When it comes to cooking, you want to pick the right ingredients to get the most delicious results. And when it comes to grilling over wood pellets, you want to pay special attention to two things: The meat, and the wood pellets themselves.

 

Celebrate low-cost cuts

The origin of the word ‘barbecue’ is generally considered to be ‘barbacoa,’ a word from the West Indies referring to slow-cooking meat over hot coals. But the Oxford English Dictionary leans toward tracing the word to the French phrase “barbe a queue,” meaning “from head to tail.” Either way, according to University of Virginia’s page on barbecue history, a 19th-century Southern gathering of rich and poor often took place around a meal of barbecue, using every cut of pork. Such church and political events continue nowadays in many parts of the South.

Whether you’re eating today at a barbecue shack, a church picnic, or in your backyard, you can count on smoking and traditional barbecue to make the best use of the most humble cuts of meat. Traditional barbecue selections include pork shoulder, beef brisket, ribs. They’re tough, chewy, fatty, and therefore undesirable for most other cooking methods. Slow cooking makes a virtue of fat and connective tissue, breaking down the tough stuff over hours of cooking time. The result is a pile of sweet, moist meat on your plate.

So make a point of shopping for humble cuts when you’re planning on barbecuing. Your investment will surely pay off.

 

Ingredients that go up in smoke

Consider your wood pellets as another ingredient in your dish. Here’s why: smoke adds something special to the flavor profile. In chef talk, smoke fits into a flavor category called ‘umami’—which describes meaty, savory flavors. Read more about flavors, and how they fit into barbecue menu planning, here.

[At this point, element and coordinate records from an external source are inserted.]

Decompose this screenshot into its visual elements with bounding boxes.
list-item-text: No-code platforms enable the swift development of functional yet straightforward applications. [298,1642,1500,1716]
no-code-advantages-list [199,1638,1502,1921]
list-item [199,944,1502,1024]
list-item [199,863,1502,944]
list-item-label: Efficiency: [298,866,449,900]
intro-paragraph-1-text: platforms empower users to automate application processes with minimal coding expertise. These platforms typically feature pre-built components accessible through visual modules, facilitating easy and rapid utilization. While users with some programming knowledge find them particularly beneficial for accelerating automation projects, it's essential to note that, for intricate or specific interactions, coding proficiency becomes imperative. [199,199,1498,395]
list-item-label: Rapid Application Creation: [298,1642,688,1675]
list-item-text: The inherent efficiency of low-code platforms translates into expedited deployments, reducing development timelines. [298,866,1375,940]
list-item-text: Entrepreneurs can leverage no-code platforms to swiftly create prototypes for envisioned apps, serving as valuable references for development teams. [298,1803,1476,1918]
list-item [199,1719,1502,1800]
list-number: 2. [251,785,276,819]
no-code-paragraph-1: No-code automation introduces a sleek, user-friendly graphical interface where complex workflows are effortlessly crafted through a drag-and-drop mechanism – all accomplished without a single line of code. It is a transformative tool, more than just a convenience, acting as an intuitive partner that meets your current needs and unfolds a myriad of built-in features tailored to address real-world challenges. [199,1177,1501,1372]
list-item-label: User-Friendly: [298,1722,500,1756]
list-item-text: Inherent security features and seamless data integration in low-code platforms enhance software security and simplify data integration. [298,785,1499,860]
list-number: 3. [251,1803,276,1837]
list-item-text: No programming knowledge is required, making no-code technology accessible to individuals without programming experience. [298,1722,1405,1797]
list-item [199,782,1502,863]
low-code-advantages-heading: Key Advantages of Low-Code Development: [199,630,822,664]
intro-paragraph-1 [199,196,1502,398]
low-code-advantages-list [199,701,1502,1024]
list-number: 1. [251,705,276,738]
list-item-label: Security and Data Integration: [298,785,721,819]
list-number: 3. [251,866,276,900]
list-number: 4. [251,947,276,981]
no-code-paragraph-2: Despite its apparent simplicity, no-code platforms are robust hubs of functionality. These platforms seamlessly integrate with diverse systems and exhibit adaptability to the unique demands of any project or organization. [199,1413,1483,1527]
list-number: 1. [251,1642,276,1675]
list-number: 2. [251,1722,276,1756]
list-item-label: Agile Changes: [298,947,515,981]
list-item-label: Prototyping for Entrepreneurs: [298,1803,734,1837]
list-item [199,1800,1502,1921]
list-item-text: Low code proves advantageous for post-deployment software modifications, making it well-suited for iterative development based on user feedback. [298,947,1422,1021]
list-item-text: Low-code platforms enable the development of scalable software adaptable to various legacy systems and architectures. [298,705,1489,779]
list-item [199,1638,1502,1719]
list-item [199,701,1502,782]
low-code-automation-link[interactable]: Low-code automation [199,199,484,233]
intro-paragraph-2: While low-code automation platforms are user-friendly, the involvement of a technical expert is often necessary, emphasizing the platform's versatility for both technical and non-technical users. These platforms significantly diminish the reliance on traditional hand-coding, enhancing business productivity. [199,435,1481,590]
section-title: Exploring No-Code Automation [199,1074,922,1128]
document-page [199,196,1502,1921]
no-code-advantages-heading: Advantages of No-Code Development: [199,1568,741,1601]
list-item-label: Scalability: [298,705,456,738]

At Griller’s Gold, we’re proud to use only one ingredient in our wood pellets: 100% natural wood. That means the smoke flavor you get is 100% natural, too. There’s nothing like it. But there are delicious differences in the strength of smoky flavor you get from different wood types, which is why we make five different blends. Read about some of the woods we use here.

And know that good food and good company are all the ingredients you need for a good time.